Every dataset has a status displayed as a badge in the Data Vault listing and detail pages:

StatusDescription
CollectingThe source pipeline is active and data is flowing in. Datasets in this status cannot be archived or deleted.
DraftThe source pipeline is in draft or paused. No new data is being collected.
CompleteThe source pipeline has been completed or archived, or the dataset was imported. The dataset is finalized.
OrphanedThe source pipeline was deleted. The dataset and its data are preserved but read-only.

For pipeline-backed datasets, the status is automatically synced from the pipeline's lifecycle:

Pipeline statusDataset status
DraftDraft
ActiveCollecting
PausedDraft (but never downgraded from Collecting)
CompletedComplete
ArchivedComplete

Imported datasets are created with a Complete status since their data is fully loaded at import time.

The Data Vault listing

The listing page shows all datasets in your organization in a paginated table.

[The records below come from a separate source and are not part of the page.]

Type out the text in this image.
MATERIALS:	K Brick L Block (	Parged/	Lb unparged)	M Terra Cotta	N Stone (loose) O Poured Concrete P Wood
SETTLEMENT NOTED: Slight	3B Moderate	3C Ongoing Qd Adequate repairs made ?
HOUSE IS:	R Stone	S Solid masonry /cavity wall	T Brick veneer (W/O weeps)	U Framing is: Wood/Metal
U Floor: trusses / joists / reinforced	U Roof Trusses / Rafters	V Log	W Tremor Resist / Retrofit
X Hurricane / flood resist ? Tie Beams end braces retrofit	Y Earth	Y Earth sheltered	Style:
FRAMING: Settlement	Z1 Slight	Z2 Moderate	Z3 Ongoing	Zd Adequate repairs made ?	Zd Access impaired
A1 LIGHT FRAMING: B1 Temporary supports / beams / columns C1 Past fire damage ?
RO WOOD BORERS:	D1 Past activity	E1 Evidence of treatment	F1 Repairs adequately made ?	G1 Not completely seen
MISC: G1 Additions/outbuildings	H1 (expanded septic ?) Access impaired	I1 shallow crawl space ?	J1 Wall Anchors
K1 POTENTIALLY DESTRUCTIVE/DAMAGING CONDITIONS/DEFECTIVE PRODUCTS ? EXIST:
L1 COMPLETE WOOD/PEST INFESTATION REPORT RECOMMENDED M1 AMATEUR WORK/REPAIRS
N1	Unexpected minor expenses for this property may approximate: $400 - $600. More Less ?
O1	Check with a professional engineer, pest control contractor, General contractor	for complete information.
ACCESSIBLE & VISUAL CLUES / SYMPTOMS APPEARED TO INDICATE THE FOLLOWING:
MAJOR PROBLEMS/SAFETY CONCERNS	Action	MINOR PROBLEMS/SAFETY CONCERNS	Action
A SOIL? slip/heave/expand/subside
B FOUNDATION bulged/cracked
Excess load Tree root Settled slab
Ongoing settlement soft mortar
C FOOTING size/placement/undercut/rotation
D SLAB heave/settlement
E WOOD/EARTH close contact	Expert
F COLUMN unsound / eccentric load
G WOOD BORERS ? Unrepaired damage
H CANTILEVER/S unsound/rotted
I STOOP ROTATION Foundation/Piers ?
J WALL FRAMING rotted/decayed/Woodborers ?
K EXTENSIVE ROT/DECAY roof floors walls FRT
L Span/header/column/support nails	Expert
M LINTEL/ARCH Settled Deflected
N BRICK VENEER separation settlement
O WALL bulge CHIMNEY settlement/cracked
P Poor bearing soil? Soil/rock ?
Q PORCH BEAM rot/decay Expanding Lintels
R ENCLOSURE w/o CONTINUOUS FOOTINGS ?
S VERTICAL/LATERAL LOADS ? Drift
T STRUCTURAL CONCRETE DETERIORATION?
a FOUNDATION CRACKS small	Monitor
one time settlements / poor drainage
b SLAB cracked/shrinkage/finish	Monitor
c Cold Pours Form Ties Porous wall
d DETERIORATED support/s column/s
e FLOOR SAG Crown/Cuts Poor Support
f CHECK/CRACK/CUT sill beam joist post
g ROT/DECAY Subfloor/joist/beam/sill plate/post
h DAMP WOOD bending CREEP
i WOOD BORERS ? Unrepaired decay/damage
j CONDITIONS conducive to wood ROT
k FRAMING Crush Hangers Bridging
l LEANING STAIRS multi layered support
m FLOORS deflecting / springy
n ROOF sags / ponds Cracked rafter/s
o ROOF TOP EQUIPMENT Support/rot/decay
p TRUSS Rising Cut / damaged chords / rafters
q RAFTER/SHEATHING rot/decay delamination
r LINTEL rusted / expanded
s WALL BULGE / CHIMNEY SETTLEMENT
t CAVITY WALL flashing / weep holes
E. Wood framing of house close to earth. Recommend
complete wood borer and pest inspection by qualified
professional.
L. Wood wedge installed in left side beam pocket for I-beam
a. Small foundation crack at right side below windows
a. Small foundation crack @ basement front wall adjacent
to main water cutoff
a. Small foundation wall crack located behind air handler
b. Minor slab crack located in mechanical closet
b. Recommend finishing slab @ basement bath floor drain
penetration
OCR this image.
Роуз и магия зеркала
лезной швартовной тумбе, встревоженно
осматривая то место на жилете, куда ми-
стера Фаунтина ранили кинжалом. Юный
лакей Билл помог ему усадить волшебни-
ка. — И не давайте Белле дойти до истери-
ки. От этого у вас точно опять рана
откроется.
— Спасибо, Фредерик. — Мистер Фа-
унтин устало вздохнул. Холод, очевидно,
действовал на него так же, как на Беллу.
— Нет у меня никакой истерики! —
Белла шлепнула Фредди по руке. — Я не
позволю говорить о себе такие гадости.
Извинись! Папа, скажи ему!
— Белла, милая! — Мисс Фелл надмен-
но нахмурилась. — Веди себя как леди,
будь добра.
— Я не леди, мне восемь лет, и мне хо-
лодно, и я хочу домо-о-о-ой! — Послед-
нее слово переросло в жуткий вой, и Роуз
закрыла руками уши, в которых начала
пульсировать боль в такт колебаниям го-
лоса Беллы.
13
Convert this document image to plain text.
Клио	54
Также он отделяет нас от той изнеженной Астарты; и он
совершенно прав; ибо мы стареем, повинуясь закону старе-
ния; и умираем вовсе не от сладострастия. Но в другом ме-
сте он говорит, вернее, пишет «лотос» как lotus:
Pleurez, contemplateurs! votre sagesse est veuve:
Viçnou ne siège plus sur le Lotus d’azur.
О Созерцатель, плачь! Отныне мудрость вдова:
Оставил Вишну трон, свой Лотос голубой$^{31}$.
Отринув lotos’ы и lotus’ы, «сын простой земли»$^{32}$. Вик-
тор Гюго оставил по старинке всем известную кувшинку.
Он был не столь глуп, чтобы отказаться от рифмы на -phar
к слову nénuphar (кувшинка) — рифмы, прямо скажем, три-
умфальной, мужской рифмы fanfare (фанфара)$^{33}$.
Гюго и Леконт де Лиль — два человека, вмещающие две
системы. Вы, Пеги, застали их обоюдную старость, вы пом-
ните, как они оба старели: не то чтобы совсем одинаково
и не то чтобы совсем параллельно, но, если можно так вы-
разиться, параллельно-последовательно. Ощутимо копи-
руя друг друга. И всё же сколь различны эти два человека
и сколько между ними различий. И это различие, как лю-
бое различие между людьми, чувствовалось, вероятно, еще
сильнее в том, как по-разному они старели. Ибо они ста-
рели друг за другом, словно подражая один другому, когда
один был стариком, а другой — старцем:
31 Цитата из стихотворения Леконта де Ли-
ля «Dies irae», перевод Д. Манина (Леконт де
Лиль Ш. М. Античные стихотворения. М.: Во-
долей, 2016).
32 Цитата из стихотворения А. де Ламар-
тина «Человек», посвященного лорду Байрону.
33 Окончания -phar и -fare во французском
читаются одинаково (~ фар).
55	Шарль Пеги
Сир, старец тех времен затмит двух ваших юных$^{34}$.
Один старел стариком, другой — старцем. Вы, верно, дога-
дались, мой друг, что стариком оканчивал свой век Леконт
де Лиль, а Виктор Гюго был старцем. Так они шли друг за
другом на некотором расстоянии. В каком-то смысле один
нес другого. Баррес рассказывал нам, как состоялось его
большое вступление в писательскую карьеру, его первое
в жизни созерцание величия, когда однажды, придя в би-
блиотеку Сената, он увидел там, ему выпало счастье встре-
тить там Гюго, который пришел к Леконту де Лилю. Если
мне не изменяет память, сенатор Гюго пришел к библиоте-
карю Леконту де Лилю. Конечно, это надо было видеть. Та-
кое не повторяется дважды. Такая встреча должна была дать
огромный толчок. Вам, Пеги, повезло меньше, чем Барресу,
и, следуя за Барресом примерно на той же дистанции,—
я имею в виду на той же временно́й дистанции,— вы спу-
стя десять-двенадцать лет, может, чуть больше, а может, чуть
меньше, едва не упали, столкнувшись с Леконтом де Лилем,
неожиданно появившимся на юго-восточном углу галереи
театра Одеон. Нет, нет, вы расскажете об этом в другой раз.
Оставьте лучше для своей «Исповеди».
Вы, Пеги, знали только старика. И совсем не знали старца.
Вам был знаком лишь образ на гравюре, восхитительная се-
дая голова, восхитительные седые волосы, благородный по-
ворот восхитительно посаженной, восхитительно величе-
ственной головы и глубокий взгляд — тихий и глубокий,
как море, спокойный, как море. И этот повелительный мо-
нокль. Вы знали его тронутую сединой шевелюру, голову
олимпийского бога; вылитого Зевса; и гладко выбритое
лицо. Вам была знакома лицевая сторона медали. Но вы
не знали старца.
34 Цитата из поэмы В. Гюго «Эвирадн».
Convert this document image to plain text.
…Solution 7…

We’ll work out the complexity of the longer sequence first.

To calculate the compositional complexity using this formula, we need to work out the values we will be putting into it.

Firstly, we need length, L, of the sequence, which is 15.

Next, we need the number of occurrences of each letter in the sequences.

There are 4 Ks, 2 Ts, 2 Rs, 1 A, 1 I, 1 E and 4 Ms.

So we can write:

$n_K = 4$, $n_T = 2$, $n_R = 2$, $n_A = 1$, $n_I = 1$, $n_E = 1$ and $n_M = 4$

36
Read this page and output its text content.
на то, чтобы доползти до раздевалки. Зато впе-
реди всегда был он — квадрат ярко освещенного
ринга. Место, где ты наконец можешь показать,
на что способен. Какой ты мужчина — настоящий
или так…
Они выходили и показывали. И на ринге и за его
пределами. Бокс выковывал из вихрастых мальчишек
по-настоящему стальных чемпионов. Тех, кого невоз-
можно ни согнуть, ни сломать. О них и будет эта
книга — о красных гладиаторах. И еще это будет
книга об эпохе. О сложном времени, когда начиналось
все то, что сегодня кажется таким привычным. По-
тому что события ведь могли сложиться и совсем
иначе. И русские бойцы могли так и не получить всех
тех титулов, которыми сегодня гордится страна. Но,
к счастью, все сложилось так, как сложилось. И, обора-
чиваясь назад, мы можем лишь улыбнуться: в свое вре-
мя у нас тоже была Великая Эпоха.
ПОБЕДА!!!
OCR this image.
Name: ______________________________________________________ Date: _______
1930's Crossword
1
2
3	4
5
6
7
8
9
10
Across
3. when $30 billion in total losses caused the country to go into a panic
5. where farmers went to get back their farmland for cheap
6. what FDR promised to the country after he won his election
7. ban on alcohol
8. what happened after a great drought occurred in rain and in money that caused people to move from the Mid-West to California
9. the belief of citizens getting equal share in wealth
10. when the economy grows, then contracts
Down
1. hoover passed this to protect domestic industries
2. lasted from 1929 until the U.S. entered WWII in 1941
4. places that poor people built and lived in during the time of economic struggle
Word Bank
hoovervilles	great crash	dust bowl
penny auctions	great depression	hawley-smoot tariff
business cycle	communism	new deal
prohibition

Columns include:

  • Name — click to open the dataset detail page.
  • Status — badge showing the current lifecycle status.
  • Rows — number of rows (computed live for pipeline datasets).
  • Source — icon and label indicating Pipeline, File Upload, HuggingFace, or Export.
  • Project — the project this dataset belongs to, if any.
  • Source Pipeline — the pipeline that generated this dataset (hidden by default).
  • Last Updated — relative timestamp of the last update.
  • Archived — archived badge (hidden by default).

Use the search bar to filter datasets by name. Use the Status and Source dropdown filters to narrow results. Click Show archived in the toolbar to include archived datasets.

Pipeline-generated datasets

When a pipeline becomes active, a dataset is automatically created in the Data Vault. Each task in the pipeline becomes a row in the dataset, with columns corresponding to the form fields defined in the pipeline's nodes.

These datasets update in real time — as tasks progress through the pipeline, the dataset content reflects their current state, including task status (pending, in progress, finished, etc.).

If a pipeline-backed dataset is deleted and the pipeline later becomes active again, a new dataset is automatically created to ensure data collection continues.

Dataset detail page

Click on any dataset to open its detail page. The page has four tabs:

  • Overview — summary statistics (row count, column count, dates), source information, and pipeline link for pipeline-backed datasets.
  • Dataset Content — paginated data table showing all rows and fields. Supports column visibility controls and text wrapping toggle.
  • Analytics — evaluation field analytics, contributor breakdowns, and inter-rater agreement metrics (pipeline datasets only).
  • Studio — interactive charting and exploration workspace (pipeline datasets only). See Analytics Studio.

The toolbar at the top of the detail page includes:

  • Share — create a share link (pipeline datasets only). See Sharing.
  • Export — download the dataset. See Exporting Data.
  • Archive / Unarchive — toggle the archived state (not available for datasets with "collecting" status).
  • Delete — permanently delete the dataset (not available for datasets with "collecting" status).

Managing datasets

Archiving

Archive a dataset to hide it from the default Data Vault listing. Archived datasets are not deleted — they can be restored at any time using Unarchive. Datasets with "collecting" status (i.e., their pipeline is active) cannot be archived.

If a pipeline becomes active and its dataset was previously archived, the dataset is automatically un-archived.

Deleting

Deleting a dataset is permanent. The confirmation dialog warns that the action cannot be undone. If the associated pipeline later becomes active, a new (empty) dataset will be created automatically.

Datasets with "collecting" status cannot be deleted — pause or complete the pipeline first.

Renaming

Imported datasets can be renamed by clicking the dataset title on the detail page. Pipeline-backed datasets inherit their name from the pipeline and cannot be renamed directly.